The Secretary of State's record of the actual certification indicates that only number five on the above list of the evaluator's recommendations was addressed.

I was unable to determine whom, if anyone, at the Registrar of Voters is tasked with testing or certifying the voting machines.

Additionally, the state's procedures report indicates that the memory cards the component that can be hacked by one person without any trace do not come within the purview of Elections Code 17301-17306. This means that the results tabulated on the memory cards do not have to be retained for the 22-month period associated with other voting records. This is contrary to the U.S. Department of Justice findings.

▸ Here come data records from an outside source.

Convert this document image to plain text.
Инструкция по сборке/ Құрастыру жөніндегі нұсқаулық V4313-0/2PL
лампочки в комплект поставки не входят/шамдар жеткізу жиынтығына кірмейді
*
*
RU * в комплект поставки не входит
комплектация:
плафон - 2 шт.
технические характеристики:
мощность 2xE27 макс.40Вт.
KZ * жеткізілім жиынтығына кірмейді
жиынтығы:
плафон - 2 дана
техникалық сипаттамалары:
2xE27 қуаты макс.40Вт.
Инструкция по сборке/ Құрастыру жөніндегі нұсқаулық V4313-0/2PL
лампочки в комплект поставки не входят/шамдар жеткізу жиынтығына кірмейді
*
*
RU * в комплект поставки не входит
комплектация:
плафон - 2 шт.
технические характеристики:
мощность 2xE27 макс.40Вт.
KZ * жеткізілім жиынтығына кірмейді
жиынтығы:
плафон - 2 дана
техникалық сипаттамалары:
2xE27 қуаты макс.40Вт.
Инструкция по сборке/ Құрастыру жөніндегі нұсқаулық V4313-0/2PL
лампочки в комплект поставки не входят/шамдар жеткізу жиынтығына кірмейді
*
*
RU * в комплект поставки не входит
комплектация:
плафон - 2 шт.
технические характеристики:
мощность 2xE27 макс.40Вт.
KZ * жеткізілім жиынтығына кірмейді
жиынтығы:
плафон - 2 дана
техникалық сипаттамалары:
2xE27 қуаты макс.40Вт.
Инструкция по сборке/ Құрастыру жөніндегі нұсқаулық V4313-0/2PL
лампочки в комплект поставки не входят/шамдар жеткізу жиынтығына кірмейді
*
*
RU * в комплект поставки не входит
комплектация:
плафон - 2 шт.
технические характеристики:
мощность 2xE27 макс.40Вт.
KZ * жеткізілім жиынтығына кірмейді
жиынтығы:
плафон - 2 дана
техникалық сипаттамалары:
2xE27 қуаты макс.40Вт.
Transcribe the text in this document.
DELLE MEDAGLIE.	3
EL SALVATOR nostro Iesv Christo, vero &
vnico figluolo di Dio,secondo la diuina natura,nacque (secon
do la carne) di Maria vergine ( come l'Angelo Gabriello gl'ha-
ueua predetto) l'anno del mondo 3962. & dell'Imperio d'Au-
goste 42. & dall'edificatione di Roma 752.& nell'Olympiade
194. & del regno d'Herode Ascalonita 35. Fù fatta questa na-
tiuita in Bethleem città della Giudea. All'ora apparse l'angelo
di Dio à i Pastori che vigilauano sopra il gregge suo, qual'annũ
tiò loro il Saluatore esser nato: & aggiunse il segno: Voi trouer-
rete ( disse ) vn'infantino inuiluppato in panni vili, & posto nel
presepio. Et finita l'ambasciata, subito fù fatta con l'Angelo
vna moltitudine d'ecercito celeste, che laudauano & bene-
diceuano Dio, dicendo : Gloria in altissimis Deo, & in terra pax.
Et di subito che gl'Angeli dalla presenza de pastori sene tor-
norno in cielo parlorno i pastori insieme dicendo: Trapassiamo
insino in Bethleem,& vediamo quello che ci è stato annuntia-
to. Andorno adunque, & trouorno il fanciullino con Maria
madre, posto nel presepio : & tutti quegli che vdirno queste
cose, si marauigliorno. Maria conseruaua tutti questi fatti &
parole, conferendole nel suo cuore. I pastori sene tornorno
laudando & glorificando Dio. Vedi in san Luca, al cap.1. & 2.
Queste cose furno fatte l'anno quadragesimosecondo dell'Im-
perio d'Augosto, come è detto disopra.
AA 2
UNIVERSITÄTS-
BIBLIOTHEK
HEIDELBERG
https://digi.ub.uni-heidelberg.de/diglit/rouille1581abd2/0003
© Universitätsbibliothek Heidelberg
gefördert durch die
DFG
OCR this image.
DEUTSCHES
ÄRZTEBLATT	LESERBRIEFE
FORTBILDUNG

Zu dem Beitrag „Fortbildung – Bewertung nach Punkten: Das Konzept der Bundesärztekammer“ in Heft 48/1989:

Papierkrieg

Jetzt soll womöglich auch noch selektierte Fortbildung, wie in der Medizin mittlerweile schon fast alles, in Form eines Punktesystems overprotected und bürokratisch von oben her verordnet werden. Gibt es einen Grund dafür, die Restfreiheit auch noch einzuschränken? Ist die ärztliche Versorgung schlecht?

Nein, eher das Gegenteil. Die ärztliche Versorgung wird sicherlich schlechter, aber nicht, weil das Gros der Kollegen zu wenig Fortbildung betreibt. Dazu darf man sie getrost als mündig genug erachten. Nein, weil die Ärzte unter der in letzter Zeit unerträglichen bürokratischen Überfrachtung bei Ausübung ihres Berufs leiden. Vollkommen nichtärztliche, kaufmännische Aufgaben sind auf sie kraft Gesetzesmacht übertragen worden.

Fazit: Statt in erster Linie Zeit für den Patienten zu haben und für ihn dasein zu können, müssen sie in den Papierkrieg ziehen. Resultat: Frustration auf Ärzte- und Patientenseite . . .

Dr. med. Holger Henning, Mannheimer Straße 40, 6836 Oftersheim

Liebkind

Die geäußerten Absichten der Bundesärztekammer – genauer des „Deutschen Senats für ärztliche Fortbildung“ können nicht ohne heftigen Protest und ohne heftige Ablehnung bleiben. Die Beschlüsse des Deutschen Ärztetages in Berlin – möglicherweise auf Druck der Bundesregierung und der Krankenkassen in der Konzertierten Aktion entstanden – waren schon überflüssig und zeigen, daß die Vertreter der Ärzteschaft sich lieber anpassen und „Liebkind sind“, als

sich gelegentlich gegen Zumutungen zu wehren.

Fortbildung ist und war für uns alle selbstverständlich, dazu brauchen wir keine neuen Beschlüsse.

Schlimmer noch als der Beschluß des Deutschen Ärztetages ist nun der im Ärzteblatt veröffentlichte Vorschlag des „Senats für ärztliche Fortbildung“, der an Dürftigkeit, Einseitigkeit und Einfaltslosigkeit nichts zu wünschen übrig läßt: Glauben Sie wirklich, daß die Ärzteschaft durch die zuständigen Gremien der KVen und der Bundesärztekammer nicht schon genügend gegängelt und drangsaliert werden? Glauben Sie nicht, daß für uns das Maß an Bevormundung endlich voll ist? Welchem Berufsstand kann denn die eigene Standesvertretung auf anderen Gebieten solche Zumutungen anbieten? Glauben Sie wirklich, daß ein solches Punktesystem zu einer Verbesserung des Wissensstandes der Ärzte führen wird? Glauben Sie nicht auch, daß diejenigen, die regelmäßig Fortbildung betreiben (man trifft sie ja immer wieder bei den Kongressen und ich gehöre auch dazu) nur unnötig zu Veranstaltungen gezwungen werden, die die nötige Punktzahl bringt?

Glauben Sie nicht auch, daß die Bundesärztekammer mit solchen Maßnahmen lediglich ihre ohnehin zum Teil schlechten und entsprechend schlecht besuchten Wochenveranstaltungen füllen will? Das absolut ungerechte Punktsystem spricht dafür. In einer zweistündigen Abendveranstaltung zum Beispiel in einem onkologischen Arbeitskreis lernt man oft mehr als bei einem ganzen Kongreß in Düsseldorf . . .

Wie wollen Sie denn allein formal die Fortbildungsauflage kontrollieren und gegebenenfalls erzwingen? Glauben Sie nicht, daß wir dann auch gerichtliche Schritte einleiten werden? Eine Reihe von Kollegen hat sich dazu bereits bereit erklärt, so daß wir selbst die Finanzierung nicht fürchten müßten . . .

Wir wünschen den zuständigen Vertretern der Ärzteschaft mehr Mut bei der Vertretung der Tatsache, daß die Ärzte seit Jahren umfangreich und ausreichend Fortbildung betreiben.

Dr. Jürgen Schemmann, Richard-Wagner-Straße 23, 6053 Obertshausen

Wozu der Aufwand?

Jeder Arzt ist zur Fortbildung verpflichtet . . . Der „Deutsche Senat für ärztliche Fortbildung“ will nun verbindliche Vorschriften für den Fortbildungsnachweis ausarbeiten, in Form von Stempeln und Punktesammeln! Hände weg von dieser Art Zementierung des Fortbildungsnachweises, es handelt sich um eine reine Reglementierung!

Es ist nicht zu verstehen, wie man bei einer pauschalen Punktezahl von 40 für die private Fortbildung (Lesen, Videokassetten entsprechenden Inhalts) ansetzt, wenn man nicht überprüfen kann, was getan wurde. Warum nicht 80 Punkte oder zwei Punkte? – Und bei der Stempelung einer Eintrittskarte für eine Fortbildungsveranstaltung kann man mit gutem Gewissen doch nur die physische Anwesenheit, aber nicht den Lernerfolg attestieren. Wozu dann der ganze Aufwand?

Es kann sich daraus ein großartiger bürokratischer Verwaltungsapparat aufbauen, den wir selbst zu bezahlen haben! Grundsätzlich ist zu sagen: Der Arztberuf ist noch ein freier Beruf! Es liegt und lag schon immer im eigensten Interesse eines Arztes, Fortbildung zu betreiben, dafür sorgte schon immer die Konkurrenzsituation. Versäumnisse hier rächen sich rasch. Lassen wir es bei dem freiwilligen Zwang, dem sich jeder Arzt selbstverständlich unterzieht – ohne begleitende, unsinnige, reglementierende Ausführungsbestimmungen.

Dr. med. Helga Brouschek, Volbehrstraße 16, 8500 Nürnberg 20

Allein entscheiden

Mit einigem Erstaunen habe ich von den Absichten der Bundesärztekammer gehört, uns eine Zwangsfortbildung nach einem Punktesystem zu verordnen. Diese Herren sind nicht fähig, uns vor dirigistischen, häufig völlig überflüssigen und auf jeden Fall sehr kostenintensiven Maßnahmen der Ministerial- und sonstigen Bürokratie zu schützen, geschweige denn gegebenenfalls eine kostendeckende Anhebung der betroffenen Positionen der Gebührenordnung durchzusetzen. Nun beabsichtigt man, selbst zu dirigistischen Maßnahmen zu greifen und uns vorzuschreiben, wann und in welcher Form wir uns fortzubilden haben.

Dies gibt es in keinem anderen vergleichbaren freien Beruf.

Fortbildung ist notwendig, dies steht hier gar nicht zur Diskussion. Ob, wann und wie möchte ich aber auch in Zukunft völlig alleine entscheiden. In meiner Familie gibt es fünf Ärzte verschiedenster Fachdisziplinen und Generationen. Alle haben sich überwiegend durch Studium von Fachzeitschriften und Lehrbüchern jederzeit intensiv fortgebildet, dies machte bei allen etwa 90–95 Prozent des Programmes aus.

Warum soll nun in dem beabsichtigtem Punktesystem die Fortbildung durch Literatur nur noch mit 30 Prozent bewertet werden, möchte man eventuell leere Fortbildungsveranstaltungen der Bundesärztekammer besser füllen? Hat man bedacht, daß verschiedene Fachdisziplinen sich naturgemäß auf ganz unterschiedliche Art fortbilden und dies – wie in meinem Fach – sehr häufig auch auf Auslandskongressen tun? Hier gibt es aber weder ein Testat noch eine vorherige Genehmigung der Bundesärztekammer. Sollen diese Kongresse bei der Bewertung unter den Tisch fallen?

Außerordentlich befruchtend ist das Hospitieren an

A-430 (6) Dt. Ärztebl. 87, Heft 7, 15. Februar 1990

Moreover, the above referenced system is certified to the FEC standards of 1990, not the 2002 FEC standards.

Because San Diego is having an election on July 26, and elected officials have fiduciary responsibilities to the voters who entrust them with running the government efficiently, I provided all county supervisors and all candidates for mayor with the report showing how the machines can be hacked. The County Registrar's office was aware of the report and refused my request to examine the systems here in San Diego even though election officials are fiduciaries of the citizens, and should exercise their duties in such a manner as to increase voter understanding of and confidence in the election process. Only Jim Bell and Donna Frye responded to my provisioning of the report.

So, on July 26, unless you use a paper ballot, you can't be sure that your vote will be your vote.

Bruce Sims is a 25-year computer professional, a consumer/community activist and member of Blackboxvoting.org and Votersunite.org.